De acordo com o estudo, o período médio entre o contacto com o vírus e a deteção do mesmo (ou aparecimento de sintoma) foi de 42 horas, menos de dois dias, contrariando a informação dos primeiros estudos feitos sobre a pandemia, que revelaram que o tempo de incubação era de cinco a seis dias - o que pode ajudar a justificar a forma acelerada como o vírus se começou a propagar um pouco por todo o mundo. 

Além de terem detetado que o período de incubação inicial do vírus era inferior ao que se, os cientistas britânicos concluíram ainda que a carga viral aumentava consideravelmente logo a partir do segundo dia, atingindo um pico ao quinto dia.

Apesar de a carga viral reduzir com o tempo, algo que ainda acontece com as atuais variantes em circulação, os participantes ainda acusavam a presença do vírus até 12 dias após o primeiro contacto com o mesmo.

Vírus presente primeiro na garganta

Este estudo ainda em fase de revisão pelos pares indica que a cepa original do vírus era primeiramente detetável na garganta e só depois no nariz, 40 horas e 58 horas respetivamente.

Embora tenham notado que o pico de carga viral foi atingido mais cedo na garganta, os cientistas notaram que era no nariz que se concentrava uma maior quantidade do vírus, confirmando o risco de contágio por via de secreções nasais, expelidas, por exemplo, em espirros, e reforçando, com isso, a importância do uso correto da máscara.

No que diz respeito à presença do vírus e à quantidade do mesmo, o estudo concluiu ainda que os testes de fluxo lateral - os chamados testes de antigénio, como os que são feitos em farmácias ou em casa -, quando realizados duas vezes por semana, “permitiriam o diagnóstico antes que 70-80% do vírus viável seja gerado”, lê-se no preprint. 

Sintomas leves e perda de olfato temporária, mas reversível

Este estudo em ‘cobaias’ humanas analisou de perto, durante duas semanas e em ambiente controlado de quarentena, os potenciais efeitos que a infeção poderia ter, tendo concluído que o contágio causou doença leve.

Aqui importa salientar que os participantes foram expostos a uma carga reduzida do vírus - não se sabendo o impacto que cargas maiores possam ter quando em causa está a cepa inicial do SARS-CoV-2 - e que, tal como os próprio autores deixem claro, devido à reduzida amostra e ao tempo limitado do estudo, não foi, ainda, possível traçar consequências a longo prazo da infeção. Os participantes vão ser acompanhados no próximo ano e só depois é que se poderá saber se há algum tipo de persistência de sintoma ou sequela.
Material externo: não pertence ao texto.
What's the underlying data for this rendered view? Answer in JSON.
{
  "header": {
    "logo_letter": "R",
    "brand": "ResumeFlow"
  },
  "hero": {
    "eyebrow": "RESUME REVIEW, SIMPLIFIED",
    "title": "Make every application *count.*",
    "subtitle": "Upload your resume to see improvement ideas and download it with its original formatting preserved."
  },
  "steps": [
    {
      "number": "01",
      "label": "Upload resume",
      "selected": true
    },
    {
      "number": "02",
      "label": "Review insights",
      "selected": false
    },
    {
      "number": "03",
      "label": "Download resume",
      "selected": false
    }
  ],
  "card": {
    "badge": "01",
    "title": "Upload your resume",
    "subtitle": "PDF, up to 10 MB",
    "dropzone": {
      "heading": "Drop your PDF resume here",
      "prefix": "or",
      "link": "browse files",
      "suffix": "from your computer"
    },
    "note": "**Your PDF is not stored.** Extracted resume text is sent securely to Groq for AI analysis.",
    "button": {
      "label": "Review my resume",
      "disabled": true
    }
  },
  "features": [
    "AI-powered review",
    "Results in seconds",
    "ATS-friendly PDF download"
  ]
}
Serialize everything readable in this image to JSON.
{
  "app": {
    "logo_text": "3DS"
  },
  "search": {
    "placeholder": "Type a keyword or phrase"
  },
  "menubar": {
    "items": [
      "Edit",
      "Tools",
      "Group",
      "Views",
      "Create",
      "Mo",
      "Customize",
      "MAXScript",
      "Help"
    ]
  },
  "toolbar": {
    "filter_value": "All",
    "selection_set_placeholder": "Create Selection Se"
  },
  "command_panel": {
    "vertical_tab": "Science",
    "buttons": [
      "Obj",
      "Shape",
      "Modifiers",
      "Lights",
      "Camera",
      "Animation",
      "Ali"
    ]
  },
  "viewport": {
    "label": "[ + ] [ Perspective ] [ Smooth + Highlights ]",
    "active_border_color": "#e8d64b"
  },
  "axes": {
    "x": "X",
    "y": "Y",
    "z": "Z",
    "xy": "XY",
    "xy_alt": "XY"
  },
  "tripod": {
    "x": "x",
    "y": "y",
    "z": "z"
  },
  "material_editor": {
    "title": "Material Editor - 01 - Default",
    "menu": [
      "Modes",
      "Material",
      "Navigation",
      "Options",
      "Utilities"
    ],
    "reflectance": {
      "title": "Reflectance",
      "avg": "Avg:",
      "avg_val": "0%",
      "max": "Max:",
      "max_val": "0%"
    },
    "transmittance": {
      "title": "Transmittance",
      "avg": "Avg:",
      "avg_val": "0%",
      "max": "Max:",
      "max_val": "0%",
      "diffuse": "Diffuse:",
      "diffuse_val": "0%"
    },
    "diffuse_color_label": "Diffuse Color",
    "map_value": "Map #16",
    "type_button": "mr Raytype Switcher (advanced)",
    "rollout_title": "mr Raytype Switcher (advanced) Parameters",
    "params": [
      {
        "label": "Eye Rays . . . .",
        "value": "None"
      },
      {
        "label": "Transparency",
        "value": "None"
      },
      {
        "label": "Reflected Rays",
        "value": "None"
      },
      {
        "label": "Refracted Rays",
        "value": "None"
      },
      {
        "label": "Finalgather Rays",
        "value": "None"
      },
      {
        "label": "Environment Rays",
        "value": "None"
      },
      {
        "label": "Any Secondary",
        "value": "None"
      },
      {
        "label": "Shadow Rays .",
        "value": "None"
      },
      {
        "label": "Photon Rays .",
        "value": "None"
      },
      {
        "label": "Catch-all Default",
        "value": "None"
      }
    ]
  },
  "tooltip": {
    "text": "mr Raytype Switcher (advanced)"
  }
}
Dos 36 voluntários, dois foram excluídos da análise final após desenvolverem anticorpos entre a triagem inicial e a fase  inoculação por via nasal com o vírus. Diz o estudo que 18 ficaram infetados, sendo que 16 desenvolveram sintomas leves a moderados, como se estivessem constipados, (pingo no nariz, nariz entupido e espirros, dores de cabeça, dores musculares, cansaço e febre). 

Nenhum dos participantes desenvolveu sintomas graves e não foram notadas alterações a nível pulmonar, no entanto, dos 18 participantes infetados, 13 ficaram com anosmia temporária (perda do olfato), que se reverteu em 90 dias, exceto em três das pessoas, embora tenham apresentado melhorias passados três meses.